- Date: 25 – 31 March
- Edition: 2nd
- Surface: Clay
- Location: Girona, Spain

Champions

Singles
- Pedro Martínez

Doubles
- Gonzalo Escobar / Aleksandr Nedovyesov
- ← 2023 · Girona Challenger · 2025 →

= 2024 Girona Challenger =

The 2024 Girona Challenger, known as the ATP Challenger Eurofirms Girona Costa Brava, was a professional tennis tournament played on clay courts. It was the second edition of the tournament which was part of the 2024 ATP Challenger Tour. It took place in Girona, Spain between 25 and 31 March 2024.

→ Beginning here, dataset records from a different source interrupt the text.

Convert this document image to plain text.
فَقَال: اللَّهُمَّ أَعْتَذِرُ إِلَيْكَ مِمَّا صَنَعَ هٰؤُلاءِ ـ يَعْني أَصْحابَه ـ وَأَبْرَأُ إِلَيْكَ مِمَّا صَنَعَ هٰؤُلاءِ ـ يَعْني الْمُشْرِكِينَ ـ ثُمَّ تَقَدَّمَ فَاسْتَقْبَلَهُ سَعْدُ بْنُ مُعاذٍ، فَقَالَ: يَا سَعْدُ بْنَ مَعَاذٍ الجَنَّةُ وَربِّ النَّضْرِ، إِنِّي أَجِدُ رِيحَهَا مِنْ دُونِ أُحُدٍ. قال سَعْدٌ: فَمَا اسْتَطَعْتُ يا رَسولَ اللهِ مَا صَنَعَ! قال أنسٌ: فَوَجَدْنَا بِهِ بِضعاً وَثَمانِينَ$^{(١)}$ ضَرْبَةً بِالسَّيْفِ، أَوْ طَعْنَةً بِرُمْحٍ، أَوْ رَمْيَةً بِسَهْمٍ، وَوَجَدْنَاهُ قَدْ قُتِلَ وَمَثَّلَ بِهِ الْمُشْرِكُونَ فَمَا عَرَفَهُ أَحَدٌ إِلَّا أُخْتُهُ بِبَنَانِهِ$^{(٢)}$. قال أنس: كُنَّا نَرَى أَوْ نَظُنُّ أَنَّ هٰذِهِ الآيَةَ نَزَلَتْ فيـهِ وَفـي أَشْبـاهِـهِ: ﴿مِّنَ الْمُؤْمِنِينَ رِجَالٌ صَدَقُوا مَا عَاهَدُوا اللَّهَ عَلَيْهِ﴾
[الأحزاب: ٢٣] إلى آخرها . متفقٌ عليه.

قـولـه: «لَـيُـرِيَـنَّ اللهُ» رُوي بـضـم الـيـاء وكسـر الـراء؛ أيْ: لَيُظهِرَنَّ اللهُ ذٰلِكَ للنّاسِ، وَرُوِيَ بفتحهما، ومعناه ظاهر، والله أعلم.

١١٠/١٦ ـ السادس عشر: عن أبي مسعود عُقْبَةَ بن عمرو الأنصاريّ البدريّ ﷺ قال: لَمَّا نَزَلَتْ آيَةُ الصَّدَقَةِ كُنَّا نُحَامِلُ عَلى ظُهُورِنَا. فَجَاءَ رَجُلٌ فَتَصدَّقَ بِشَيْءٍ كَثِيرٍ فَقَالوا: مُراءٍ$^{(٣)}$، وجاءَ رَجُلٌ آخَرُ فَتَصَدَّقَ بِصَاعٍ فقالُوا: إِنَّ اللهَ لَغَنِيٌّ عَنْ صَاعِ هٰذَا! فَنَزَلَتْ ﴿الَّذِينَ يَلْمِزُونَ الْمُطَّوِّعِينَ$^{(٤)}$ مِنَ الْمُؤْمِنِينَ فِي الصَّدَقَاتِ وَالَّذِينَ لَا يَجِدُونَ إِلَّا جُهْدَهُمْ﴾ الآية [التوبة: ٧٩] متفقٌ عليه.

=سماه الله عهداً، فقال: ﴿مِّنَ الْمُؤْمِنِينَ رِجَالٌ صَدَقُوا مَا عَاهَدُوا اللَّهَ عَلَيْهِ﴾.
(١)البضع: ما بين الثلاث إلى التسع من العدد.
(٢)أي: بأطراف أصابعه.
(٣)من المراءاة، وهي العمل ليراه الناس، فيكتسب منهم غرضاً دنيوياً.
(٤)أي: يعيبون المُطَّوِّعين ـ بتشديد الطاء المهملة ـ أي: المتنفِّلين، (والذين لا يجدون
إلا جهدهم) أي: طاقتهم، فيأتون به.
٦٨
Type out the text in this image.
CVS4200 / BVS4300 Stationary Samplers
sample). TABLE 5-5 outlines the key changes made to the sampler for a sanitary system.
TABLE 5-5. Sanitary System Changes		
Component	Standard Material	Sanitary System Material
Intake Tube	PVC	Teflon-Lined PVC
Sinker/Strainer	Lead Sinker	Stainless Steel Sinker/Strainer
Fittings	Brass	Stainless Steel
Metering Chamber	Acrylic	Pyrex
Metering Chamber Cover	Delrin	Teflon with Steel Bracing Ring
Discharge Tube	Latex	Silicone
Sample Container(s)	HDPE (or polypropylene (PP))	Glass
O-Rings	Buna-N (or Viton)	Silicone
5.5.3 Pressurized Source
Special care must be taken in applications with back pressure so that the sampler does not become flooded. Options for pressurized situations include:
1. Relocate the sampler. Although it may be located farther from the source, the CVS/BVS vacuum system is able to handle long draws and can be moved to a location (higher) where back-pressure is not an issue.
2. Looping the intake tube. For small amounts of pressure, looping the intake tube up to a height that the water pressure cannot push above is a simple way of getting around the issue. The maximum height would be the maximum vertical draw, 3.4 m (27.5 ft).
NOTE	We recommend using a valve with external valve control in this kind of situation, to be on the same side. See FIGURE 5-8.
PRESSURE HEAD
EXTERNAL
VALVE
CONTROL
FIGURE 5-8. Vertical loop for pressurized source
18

==Singles main-draw entrants==
===Seeds===

| Country | Player | Rank^{1} | Seed |
|---|---|---|---|
| ARG | Pedro Cachín | 79 | 1 |
| ESP | Pedro Martínez | 88 | 2 |
| CHI | Cristian Garín | 104 | 3 |
| ESP | Albert Ramos Viñolas | 105 | 4 |
| FRA | Grégoire Barrère | 121 | 5 |
| ESP | Bernabé Zapata Miralles | 145 | 6 |
| NED | Jesper de Jong | 151 | 7 |
| ESP | Pablo Llamas Ruiz | 152 | 8 |

- ^{1} Rankings are as of 18 March 2024.

===Other entrants===
The following players received wildcards into the singles main draw:
- ESP Nicolás Álvarez Varona
- ESP Alejandro Moro Cañas
- ESP Carlos Taberner

The following players received entry into the singles main draw as alternates:
- EST Mark Lajal
- ESP Daniel Rincón
- ESP Oriol Roca Batalla
- ARG Marco Trungelliti

The following players received entry from the qualifying draw:
- POR Gastão Elias
- LTU Vilius Gaubas
- GBR Felix Gill
- AUT Dennis Novak
- JOR Abdullah Shelbayh
- KAZ Denis Yevseyev

The following players received entry as lucky losers:
- ESP Javier Barranco Cosano
- ESP Nikolás Sánchez Izquierdo
- POR João Sousa

==Champions==
===Singles===

- ESP Pedro Martínez def. MDA Radu Albot 7–5, 6–4.

===Doubles===

- ECU Gonzalo Escobar / KAZ Aleksandr Nedovyesov def. FRA Jonathan Eysseric / FRA Albano Olivetti 7–6^{(7–1)}, 6–4.